Her eyes went up to the ceiling, like the child’s when it thinks of heaven.
“Was he?” Julian asked.
She nodded, pursing her red lips.
“That’s what I think. It came so sudden. Just when I was going to scream somethin’ seemed to come over him, like madness it was. He seemed listening. Then he says, ‘Now—now!’ And he seemed goin’ right off. He stared at me and didn’t seem to know me. Lord, I was blue with it, I tell you, dear! I was that frightened I just left him and bunked for it, and never said a word to anybody. I ran downstairs and got out of the house, and I daren’t go home. So I just walked about till I met you.”
She sighed.
“I did enjoy that coffee, I tell you straight, but when you began about seein’ things, I couldn’t stow it. My nerves was shook. So off I trotted again.”
Julian put a question to her.
“Do you know what has become of him?”
“Not I. He’ll never get in here again. Mrs. Brigg won’t let him. She never could abide him.”
She shook her shoulders in an irrepressible shudder.
“I wish he was dead,” she said. “I never go out but what I’m afraid I shall meet him, or come back late but what I think I shall find him standin’ against the street door. I wish he was dead.”
“I knew him. He is dead.”
She looked at him, at first questioning, then awe-stricken.
“Then he was struck? Lord!”
Her red mouth gaped.
“It was in the papers,” Julian said, “At the European Hotel.”
“That was the place. Lord! I never see the papers. Dead is he? I am glad.”
Her relief was obvious, yet almost shocking, and Julian could not question her good faith. She had certainly not known. He longed to find out more about her relations with Marr, and his treatment of her, but she shied away from the subject. Obviously she really loathed and detested the remembrance of him.
“But why do you keep his photograph?” Julian asked at last.
The lady seemed puzzled.
“I dunno,” she said at last. “I don’t seem as if I could burn it. But if he is gone—dead, I mean—really—”
“He is.”
“I know.”
She sat thoughtfully. Then she said:
“He didn’t look a fellow to die. It seems funny. No; he didn’t look it.”

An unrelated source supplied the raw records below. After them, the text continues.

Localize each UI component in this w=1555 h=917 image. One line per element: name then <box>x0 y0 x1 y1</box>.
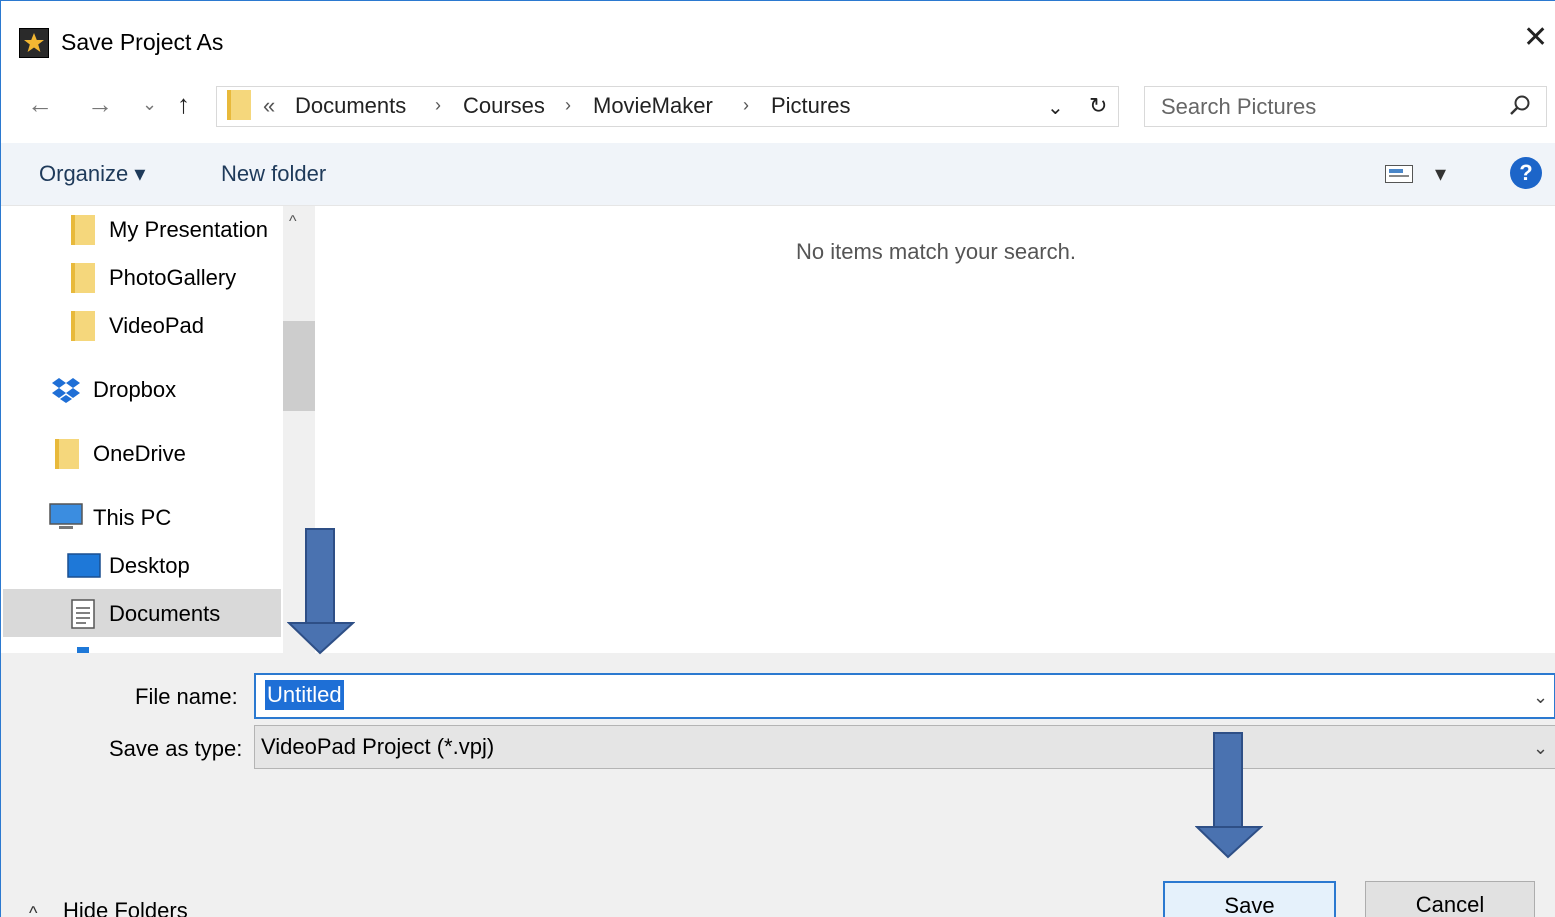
help-icon[interactable]: ? <box>1510 157 1542 189</box>
save-as-type-dropdown-icon[interactable]: ⌄ <box>1533 738 1548 759</box>
hide-folders-chevron-icon[interactable]: ^ <box>29 903 37 917</box>
sidebar-item-this-pc[interactable]: This PC <box>93 505 171 531</box>
sidebar-item-my-presentation[interactable]: My Presentation <box>109 217 268 243</box>
breadcrumb-documents[interactable]: Documents <box>295 93 406 119</box>
folder-icon <box>55 439 79 469</box>
folder-icon <box>71 215 95 245</box>
scrollbar-thumb[interactable] <box>283 321 315 411</box>
recent-locations-chevron-icon[interactable]: ⌄ <box>142 95 157 113</box>
folder-icon <box>227 90 251 120</box>
annotation-arrow-icon <box>1195 732 1263 859</box>
search-placeholder: Search Pictures <box>1161 94 1317 119</box>
view-options-dropdown-icon[interactable]: ▾ <box>1435 161 1446 187</box>
back-arrow-icon[interactable]: ← <box>27 91 53 117</box>
sidebar-item-photogallery[interactable]: PhotoGallery <box>109 265 236 291</box>
computer-icon <box>49 503 83 529</box>
app-star-icon <box>19 28 49 58</box>
sidebar-item-videopad[interactable]: VideoPad <box>109 313 204 339</box>
save-dialog: Save Project As ✕ ← → ⌄ ↑ « Documents › … <box>0 0 1555 917</box>
file-name-input[interactable] <box>254 673 1555 719</box>
folder-icon <box>71 311 95 341</box>
breadcrumb-moviemaker[interactable]: MovieMaker <box>593 93 713 119</box>
organize-button[interactable]: Organize ▾ <box>39 161 145 187</box>
file-name-value[interactable]: Untitled <box>265 680 344 710</box>
cancel-button[interactable]: Cancel <box>1365 881 1535 917</box>
save-as-type-label: Save as type: <box>109 736 243 761</box>
sidebar-item-desktop[interactable]: Desktop <box>109 553 190 579</box>
sidebar-item-onedrive[interactable]: OneDrive <box>93 441 186 467</box>
breadcrumb-courses[interactable]: Courses <box>463 93 545 119</box>
refresh-icon[interactable]: ↻ <box>1089 93 1107 119</box>
file-name-dropdown-icon[interactable]: ⌄ <box>1533 687 1548 708</box>
close-icon[interactable]: ✕ <box>1523 23 1548 53</box>
dropbox-icon <box>52 378 80 403</box>
change-view-icon[interactable] <box>1385 165 1413 183</box>
title-bar <box>1 1 1555 83</box>
sidebar-item-dropbox[interactable]: Dropbox <box>93 377 176 403</box>
scroll-up-icon[interactable]: ^ <box>289 213 297 231</box>
hide-folders-button[interactable]: Hide Folders <box>63 898 188 917</box>
empty-list-message: No items match your search. <box>796 239 1076 264</box>
up-arrow-icon[interactable]: ↑ <box>177 91 190 117</box>
breadcrumb-separator-icon[interactable]: › <box>565 95 571 116</box>
forward-arrow-icon[interactable]: → <box>87 91 113 117</box>
save-as-type-value[interactable]: VideoPad Project (*.vpj) <box>261 734 494 760</box>
file-name-label: File name: <box>135 684 238 709</box>
breadcrumb-separator-icon[interactable]: › <box>743 95 749 116</box>
new-folder-button[interactable]: New folder <box>221 161 326 187</box>
file-list-area[interactable] <box>321 206 1555 653</box>
search-icon[interactable] <box>1509 94 1531 116</box>
folder-icon <box>71 263 95 293</box>
breadcrumb-overflow[interactable]: « <box>263 93 275 119</box>
window-title: Save Project As <box>61 29 224 55</box>
breadcrumb-separator-icon[interactable]: › <box>435 95 441 116</box>
annotation-arrow-icon <box>287 528 355 655</box>
save-button[interactable]: Save <box>1163 881 1336 917</box>
desktop-icon <box>67 553 101 578</box>
address-dropdown-icon[interactable]: ⌄ <box>1047 95 1064 120</box>
documents-icon <box>71 599 95 629</box>
breadcrumb-pictures[interactable]: Pictures <box>771 93 850 119</box>
sidebar-item-documents[interactable]: Documents <box>109 601 220 627</box>
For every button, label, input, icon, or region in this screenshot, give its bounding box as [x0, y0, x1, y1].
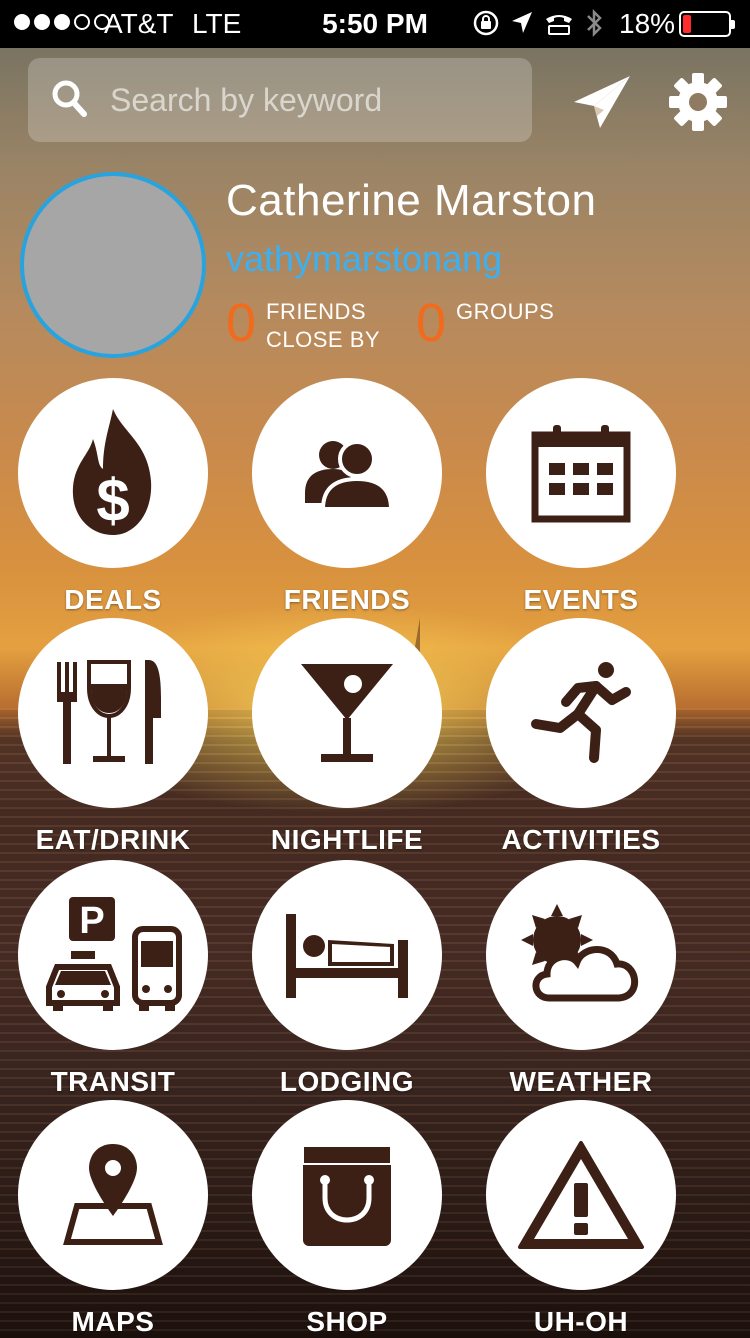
parking-taxi-bus-icon: P — [46, 897, 182, 1011]
tile-circle: $ — [18, 378, 208, 568]
tile-circle — [252, 860, 442, 1050]
tile-label: SHOP — [306, 1306, 388, 1337]
groups-count[interactable]: 0 — [416, 292, 446, 354]
friends-count[interactable]: 0 — [226, 292, 256, 354]
profile-username[interactable]: vathymarstonang — [226, 238, 502, 280]
calendar-icon — [531, 425, 631, 523]
tile-circle — [252, 618, 442, 808]
friends-close-by-label[interactable]: FRIENDS CLOSE BY — [266, 298, 380, 354]
groups-label[interactable]: GROUPS — [456, 298, 554, 326]
tile-weather[interactable]: WEATHER — [486, 860, 676, 1098]
shopping-bag-icon — [302, 1145, 392, 1246]
tile-label: MAPS — [71, 1306, 155, 1337]
tile-label: UH-OH — [533, 1306, 629, 1337]
battery-icon — [679, 11, 735, 37]
svg-text:P: P — [79, 900, 104, 942]
tile-label: LODGING — [279, 1066, 415, 1097]
tile-uh-oh[interactable]: UH-OH — [486, 1100, 676, 1338]
send-icon[interactable] — [570, 72, 634, 132]
people-icon — [305, 440, 394, 511]
warning-icon — [518, 1141, 644, 1249]
friends-label-line1: FRIENDS — [266, 299, 367, 324]
bluetooth-icon — [587, 8, 602, 38]
location-arrow-icon — [512, 12, 532, 33]
utensils-wine-icon — [57, 660, 161, 764]
tile-activities[interactable]: ACTIVITIES — [486, 618, 676, 856]
tile-circle — [486, 378, 676, 568]
runner-icon — [531, 662, 631, 763]
battery-percent: 18% — [619, 8, 676, 39]
search-input[interactable] — [108, 74, 512, 126]
tile-shop[interactable]: SHOP — [252, 1100, 442, 1338]
tile-circle — [486, 618, 676, 808]
tile-circle — [252, 1100, 442, 1290]
tile-maps[interactable]: MAPS — [18, 1100, 208, 1338]
tile-label: FRIENDS — [283, 584, 411, 615]
tile-circle — [252, 378, 442, 568]
search-icon — [52, 80, 87, 117]
tile-transit[interactable]: P TRANSIT — [18, 860, 208, 1098]
tile-friends[interactable]: FRIENDS — [252, 378, 442, 616]
profile-name: Catherine Marston — [226, 176, 597, 225]
tty-icon — [546, 15, 572, 35]
tile-lodging[interactable]: LODGING — [252, 860, 442, 1098]
rotation-lock-icon — [473, 10, 499, 36]
status-bar: AT&T LTE 5:50 PM 18% — [0, 0, 750, 48]
tile-nightlife[interactable]: NIGHTLIFE — [252, 618, 442, 856]
tile-circle — [486, 1100, 676, 1290]
search-bar[interactable] — [28, 58, 532, 142]
bed-icon — [286, 914, 408, 998]
fire-dollar-icon: $ — [72, 409, 152, 535]
tile-events[interactable]: EVENTS — [486, 378, 676, 616]
tile-label: TRANSIT — [50, 1066, 176, 1097]
tile-deals[interactable]: $ DEALS — [18, 378, 208, 616]
sun-cloud-icon — [521, 904, 639, 1002]
tile-circle — [486, 860, 676, 1050]
tile-label: ACTIVITIES — [501, 824, 661, 855]
svg-text:$: $ — [96, 467, 129, 534]
avatar[interactable] — [20, 172, 206, 358]
tile-label: NIGHTLIFE — [270, 824, 424, 855]
tile-circle: P — [18, 860, 208, 1050]
map-pin-icon — [63, 1144, 163, 1245]
cocktail-icon — [301, 664, 393, 762]
tile-label: DEALS — [64, 584, 162, 615]
tile-label: EAT/DRINK — [35, 824, 191, 855]
settings-gear-icon[interactable] — [668, 72, 728, 132]
tile-label: WEATHER — [509, 1066, 653, 1097]
tile-circle — [18, 1100, 208, 1290]
friends-label-line2: CLOSE BY — [266, 327, 381, 352]
tile-eat-drink[interactable]: EAT/DRINK — [18, 618, 208, 856]
tile-label: EVENTS — [523, 584, 639, 615]
tile-circle — [18, 618, 208, 808]
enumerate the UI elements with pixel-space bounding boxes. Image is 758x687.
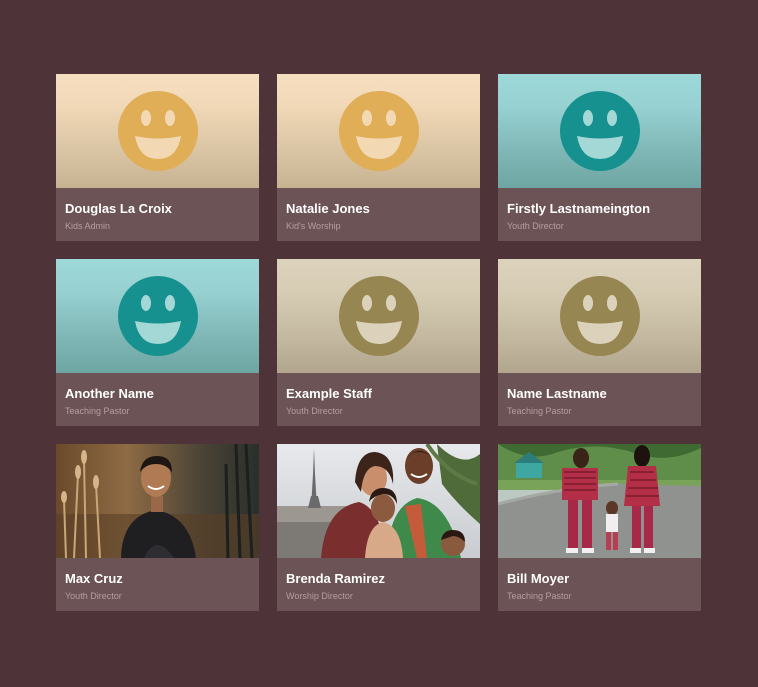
staff-card-example-staff[interactable]: Example Staff Youth Director [277,259,480,426]
smiley-icon [559,91,640,171]
smiley-icon [117,91,198,171]
staff-card-firstly-lastnameington[interactable]: Firstly Lastnameington Youth Director [498,74,701,241]
smiley-icon [338,91,419,171]
staff-card-natalie-jones[interactable]: Natalie Jones Kid's Worship [277,74,480,241]
smiley-icon [117,276,198,356]
staff-role: Youth Director [65,591,122,601]
staff-name: Bill Moyer [507,571,570,586]
staff-photo [498,444,701,558]
staff-avatar-placeholder [56,259,259,373]
staff-avatar-placeholder [498,74,701,188]
staff-role: Youth Director [286,406,343,416]
staff-photo [277,444,480,558]
staff-name: Brenda Ramirez [286,571,385,586]
staff-name: Another Name [65,386,154,401]
staff-role: Kid's Worship [286,221,341,231]
staff-photo [56,444,259,558]
staff-avatar-placeholder [277,259,480,373]
staff-role: Kids Admin [65,221,111,231]
staff-role: Worship Director [286,591,353,601]
staff-grid: Douglas La Croix Kids Admin Natalie Jone… [56,74,701,611]
staff-card-bill-moyer[interactable]: Bill Moyer Teaching Pastor [498,444,701,611]
staff-role: Teaching Pastor [65,406,130,416]
staff-name: Max Cruz [65,571,123,586]
staff-avatar-placeholder [498,259,701,373]
staff-name: Name Lastname [507,386,607,401]
staff-avatar-placeholder [277,74,480,188]
staff-name: Firstly Lastnameington [507,201,651,216]
staff-role: Youth Director [507,221,564,231]
staff-card-name-lastname[interactable]: Name Lastname Teaching Pastor [498,259,701,426]
smiley-icon [338,276,419,356]
staff-name: Natalie Jones [286,201,370,216]
staff-avatar-placeholder [56,74,259,188]
smiley-icon [559,276,640,356]
staff-role: Teaching Pastor [507,406,572,416]
staff-card-another-name[interactable]: Another Name Teaching Pastor [56,259,259,426]
staff-name: Douglas La Croix [65,201,172,216]
staff-card-douglas-la-croix[interactable]: Douglas La Croix Kids Admin [56,74,259,241]
staff-card-max-cruz[interactable]: Max Cruz Youth Director [56,444,259,611]
staff-role: Teaching Pastor [507,591,572,601]
staff-card-brenda-ramirez[interactable]: Brenda Ramirez Worship Director [277,444,480,611]
staff-name: Example Staff [286,386,372,401]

And then she dropped the subject, and nothing would induce her to return to it. Presently they heard a church clock strike. It chimed seven. Julian was astonished to find that time had gone so quickly.
“I must be going,” he said.
The lady looked at him with an odd, half-impudent, half-girlish, and wistful scrutiny.
“I say,” she began, and stopped.
“Yes?”
“I say—why ever did you come?”
The short question that expressed her wondering curiosity might well have driven any thoughtful man into tears. And Julian, young and careless as he often was, felt something of the terror and the pain enshrined in it. But he did not let her see this.